= Steve Albert =

American sportscaster (born 1952)

Steve Albert (born Stephen Aufrichtig on April 26, 1952, in Brooklyn, New York) is an American former sportscaster. He has served as a play-by-play announcer for the New Jersey Nets, New Orleans Hornets, Golden State Warriors, New York Mets, and Phoenix Suns as well as the Major Indoor Soccer League's New York Arrows. Albert ended his career as the television play-by-play announcer for the Phoenix Suns. He retired following the Suns' 2016–2017 season.

He also served as a broadcaster for the New York Islanders, New York Rangers, Cleveland Crusaders and New York Jets, and as the sports anchor at WCBS-TV, WNBC-TV and WWOR-TV and did morning sports reports on WABC (AM). He covered major boxing fights on Showtime Championship Boxing for 17 years, including the infamous "Bite Fight" between Mike Tyson and Evander Holyfield in 1997. He was inducted in the International Boxing Hall of Fame
as a member of the Class of 2018.

Steve was the play-by-play announcer for the "MTV Rock N' Jock" celebrity sports specials, partnered with comedian & game show host, Ken Ober, during the 1990s.

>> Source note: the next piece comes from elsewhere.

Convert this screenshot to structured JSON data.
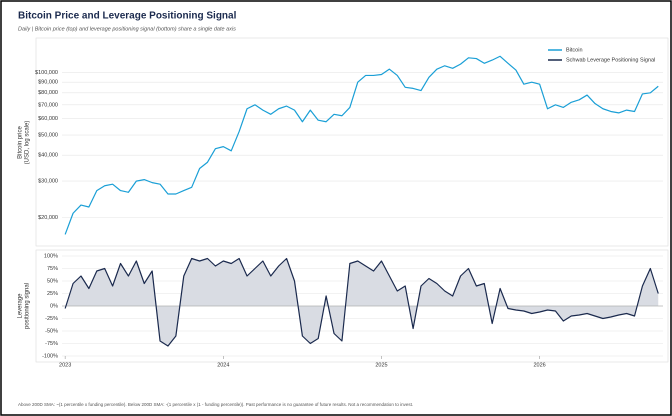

He has also been a co-host on the short-lived syndicated game show The Grudge Match alongside future Minnesota governor Jesse Ventura. He was also the play-by-play announcer for Battle Dome.

==Personal life==
Albert is the younger brother of broadcasters Marv Albert and Al Albert. He is the uncle of current NFL on Fox and NHL on TNT announcer Kenny Albert.